I’m on vacation this week so this will be short…
I like to read non-psychology related things when I have some time off. I came across this section in an essay by one of my favorite writers, Wendell Berry, about work that has really hit me hard this week:
“Good human work honors God’s work. Good work uses no thing without respect, both for what it is in itself and for its origin. It uses neither tool nor material that it does not respect and that it does not love. It honors nature as a great mystery and power, as an indispensable teacher, and as the inescapable judge of all work of human hands. It does not dissociate life and work, or pleasure and work, or love and work, or usefulness and beauty. To work without pleasure or affection, to make a product that is not both useful and beautiful, is to dishonor God, nature, the thing that is made, and whomever it is made for. This is blasphemy: to make shoddy work of the work of God. But such blasphemy is not possible when the entire Creation is understood as holy and when the works of God are understood as embodying and thus revealing His spirit.”

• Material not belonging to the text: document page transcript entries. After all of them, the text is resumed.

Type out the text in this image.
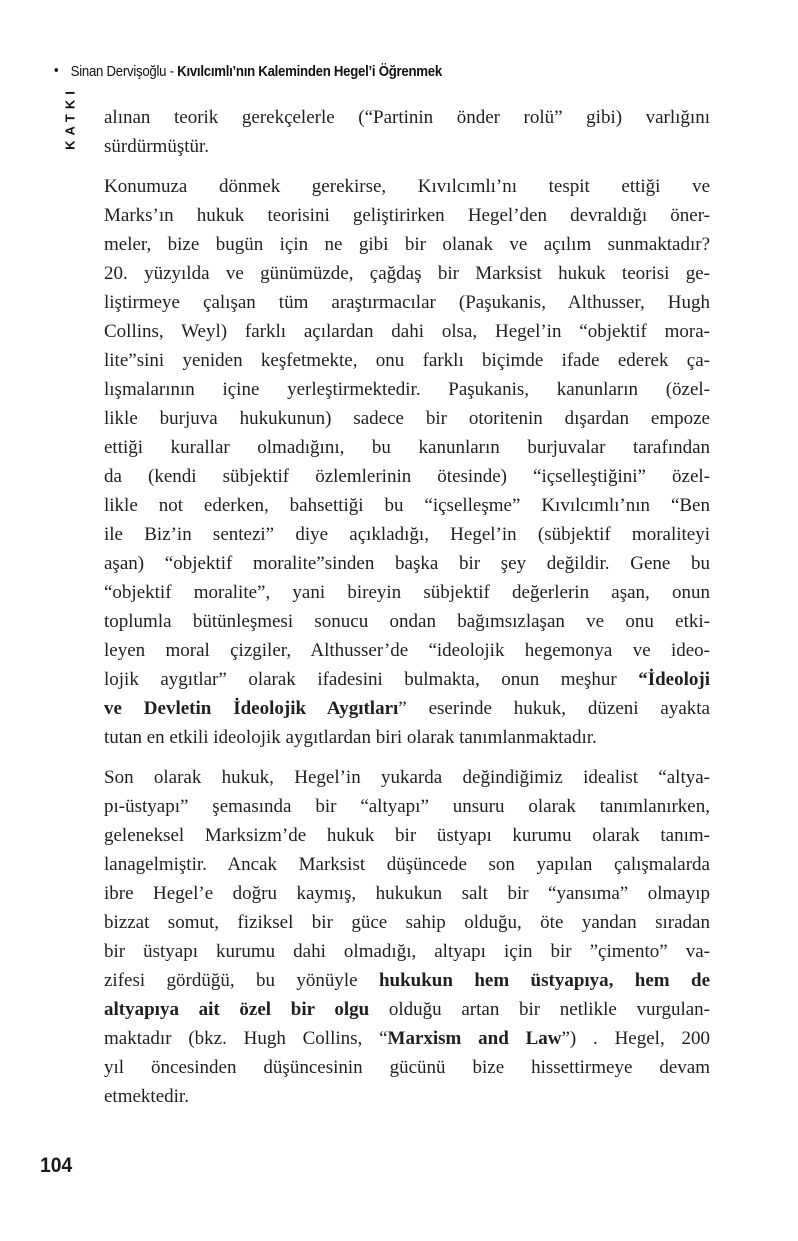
• Sinan Dervişoğlu - Kıvılcımlı’nın Kaleminden Hegel’i Öğrenmek
KATKI alınan teorik gerekçelerle (“Partinin önder rolü” gibi) varlığını
sürdürmüştür.
Konumuza dönmek gerekirse, Kıvılcımlı’nı tespit ettiği ve
Marks’ın hukuk teorisini geliştirirken Hegel’den devraldığı öner-
meler, bize bugün için ne gibi bir olanak ve açılım sunmaktadır?
20. yüzyılda ve günümüzde, çağdaş bir Marksist hukuk teorisi ge-
liştirmeye çalışan tüm araştırmacılar (Paşukanis, Althusser, Hugh
Collins, Weyl) farklı açılardan dahi olsa, Hegel’in “objektif mora-
lite”sini yeniden keşfetmekte, onu farklı biçimde ifade ederek ça-
lışmalarının içine yerleştirmektedir. Paşukanis, kanunların (özel-
likle burjuva hukukunun) sadece bir otoritenin dışardan empoze
ettiği kurallar olmadığını, bu kanunların burjuvalar tarafından
da (kendi sübjektif özlemlerinin ötesinde) “içselleştiğini” özel-
likle not ederken, bahsettiği bu “içselleşme” Kıvılcımlı’nın “Ben
ile Biz’in sentezi” diye açıkladığı, Hegel’in (sübjektif moraliteyi
aşan) “objektif moralite”sinden başka bir şey değildir. Gene bu
“objektif moralite”, yani bireyin sübjektif değerlerin aşan, onun
toplumla bütünleşmesi sonucu ondan bağımsızlaşan ve onu etki-
leyen moral çizgiler, Althusser’de “ideolojik hegemonya ve ideo-
lojik aygıtlar” olarak ifadesini bulmakta, onun meşhur “İdeoloji
ve Devletin İdeolojik Aygıtları” eserinde hukuk, düzeni ayakta
tutan en etkili ideolojik aygıtlardan biri olarak tanımlanmaktadır.
Son olarak hukuk, Hegel’in yukarda değindiğimiz idealist “altya-
pı-üstyapı” şemasında bir “altyapı” unsuru olarak tanımlanırken,
geleneksel Marksizm’de hukuk bir üstyapı kurumu olarak tanım-
lanagelmiştir. Ancak Marksist düşüncede son yapılan çalışmalarda
ibre Hegel’e doğru kaymış, hukukun salt bir “yansıma” olmayıp
bizzat somut, fiziksel bir güce sahip olduğu, öte yandan sıradan
bir üstyapı kurumu dahi olmadığı, altyapı için bir ”çimento” va-
zifesi gördüğü, bu yönüyle hukukun hem üstyapıya, hem de
altyapıya ait özel bir olgu olduğu artan bir netlikle vurgulan-
maktadır (bkz. Hugh Collins, “Marxism and Law”) . Hegel, 200
yıl öncesinden düşüncesinin gücünü bize hissettirmeye devam
etmektedir.
104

As I take some time apart, I’ve been reflecting on how I see my work. I have too often divorced it from love and pleasure, instead seeing it as duty. I listen to my friends and co-workers long for vacation, looking forward to the weekend…not necessarily bad things to want right?
But when I see work as an obstacle to overcome, I lose the value of what happens in the process. I lose what Berry talks about above as the holiness of communing with God’s work. Whether that be each other, the created world or the systems we belong to – I want my vision to change in how I see work. I know it will still be by the seat of my brow that it comes, but I want my view of it to be much more sacred than it is now.
What would it mean for you to see work differently? In what ways have you divorced yourself from the holiness God has called you to in your work?